Though NYCFC was getting better at defending in the opponents’ half, they still had a hard time playing through pressure. Against Columbus and Chicago, Deila leaned on James Sands’ versatility to drop between the center backs in the buildup, buying Chanot and Callens room to work on the outside, but it took Moralez’s second-half appearance against the Fire to stitch NYCFC’s midfield together. The Argentine roamed all over to dictate possession while his teammates filled positional roles around him. NYCFC scored two second-half goals to win and finished with a healthy 2.3 expected goals, only the second time they’d top 2.0 between opening day and October.
Against New England, NYCFC tried a more direct style, attempting 133 passes of more than 30 yards in another pressy game from both sides. The goal that broke the deadlock came on a direct transition that released Anton Tinnerholm up the right wing, where the right back mercilessly nutmegged Andrew Buttner and laid in the low cross that Michael Mancienne knocked into his own goal. It was an individual effort so impressive that it inspired The Outfield’s Chris Campbell to coin a phrase that’s taken on a life of its own.
Dates with D.C. and Cincinnati finally brought a reprieve from the high press.
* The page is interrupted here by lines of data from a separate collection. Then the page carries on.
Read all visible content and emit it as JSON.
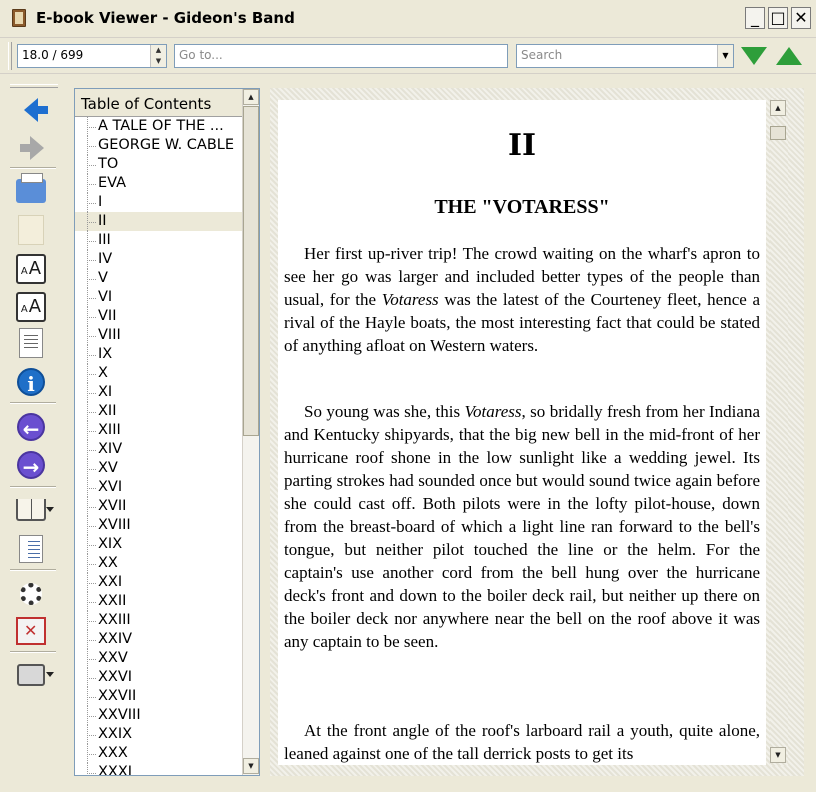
{
  "window": {
    "title": "E-book Viewer - Gideon's Band",
    "min_label": "_",
    "max_label": "□",
    "close_label": "✕"
  },
  "toolbar": {
    "position_value": "18.0 / 699",
    "goto_placeholder": "Go to...",
    "search_placeholder": "Search"
  },
  "toc": {
    "header": "Table of Contents",
    "selected": "II",
    "items": [
      "A TALE OF THE ...",
      "GEORGE W. CABLE",
      "TO",
      "EVA",
      "I",
      "II",
      "III",
      "IV",
      "V",
      "VI",
      "VII",
      "VIII",
      "IX",
      "X",
      "XI",
      "XII",
      "XIII",
      "XIV",
      "XV",
      "XVI",
      "XVII",
      "XVIII",
      "XIX",
      "XX",
      "XXI",
      "XXII",
      "XXIII",
      "XXIV",
      "XXV",
      "XXVI",
      "XXVII",
      "XXVIII",
      "XXIX",
      "XXX",
      "XXXI"
    ]
  },
  "content": {
    "chapter": "II",
    "chapter_title": "THE \"VOTARESS\"",
    "paragraphs": [
      [
        {
          "t": "Her first up-river trip! The crowd waiting on the wharf's apron to see her go was larger and included better types of the people than usual, for the "
        },
        {
          "t": "Votaress",
          "em": true
        },
        {
          "t": " was the latest of the Courteney fleet, hence a rival of the Hayle boats, the most interesting fact that could be stated of anything afloat on Western waters."
        }
      ],
      [
        {
          "t": "So young was she, this "
        },
        {
          "t": "Votaress",
          "em": true
        },
        {
          "t": ", so bridally fresh from her Indiana and Kentucky shipyards, that the big new bell in the mid-front of her hurricane roof shone in the low sunlight like a wedding jewel. Its parting strokes had sounded once but would sound twice again before she could cast off. Both pilots were in the lofty pilot-house, down from the breast-board of which a light line ran forward to the bell's tongue, but neither pilot touched the line or the helm. For the captain's use another cord from the bell hung over the hurricane deck's front and down to the boiler deck rail, but neither up there on the boiler deck nor anywhere near the bell on the roof above it was any captain to be seen."
        }
      ],
      [
        {
          "t": "At the front angle of the roof's larboard rail a youth, quite alone, leaned against one of the tall derrick posts to get its"
        }
      ]
    ]
  },
  "colors": {
    "nav_green": "#2e9e3a",
    "back_blue": "#1e6fd0",
    "circle_nav": "#6a4fd0"
  },
  "icons": {
    "back": "back-arrow-icon",
    "forward": "forward-arrow-icon",
    "print": "printer-icon",
    "copy": "copy-icon",
    "font_larger": "font-larger-icon",
    "font_smaller": "font-smaller-icon",
    "toc_toggle": "toc-toggle-icon",
    "info": "info-icon",
    "prev_page": "previous-icon",
    "next_page": "next-icon",
    "bookmarks": "bookmarks-icon",
    "reference": "reference-mode-icon",
    "preferences": "preferences-gear-icon",
    "fullscreen": "fullscreen-icon",
    "print_menu": "print-menu-icon"
  }
}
Ben Olsen pretty much installed an invisible fence and zap collars to keep his players from crossing the halfway line. Parking the bus worked—D.C. snuck away with a scoreless draw despite NYCFC’s 1.9 xG and 70% possession—but NYCFC’s defense deserves credit for not allowing a single shot attempt, only the second time that’s ever been done in MLS.
The passive opponent did at least give Deila’s team time to work on some attacking patterns, as they repeatedly overloaded the halfspace then looked for a quick switch to the weak side for a push to goal. It helped that Héber could drop in to link play and show back up in the box in time for the final ball. But this was also the game where the Alex Wing Experiment reached full flower, and he and Héber tended to congest the same spaces and make the same runs. Only Maxi Moralez’s roving creative force provided a spark to an attack that otherwise lacked chemistry.
Cincinnati was more of the same, but with Gudi Thorarinsson joining Ring on the left flank in place of a hurt Rónald Matarrita. As if losing the starting left back during maybe his best season in New York wasn’t enough, Maxi Moralez limped off in the 30th minute, an ominous sign for the midfield’s future. Medical losses would keep mounting as the hypercompressed back end of the MLS schedule wore on.
Yet despite the missing players and a very shaky finish, NYCFC pulled out a 2-1 win to make it 13 points out of 15 since the post-Red Bull team meeting. It was their best run of results all year. Once again, the 4-2-3-1 combined down the flanks to release the fullbacks into the attacking third at speed. Once again, Tinnerholm led the way, topping the team in progressive passes, key passes, passes into the box, and progressive distance carried. Oh, he also scored an absolute screamer of a goal on his not-at-all-weak left foot to give NYCFC the lead they’d need to hang on.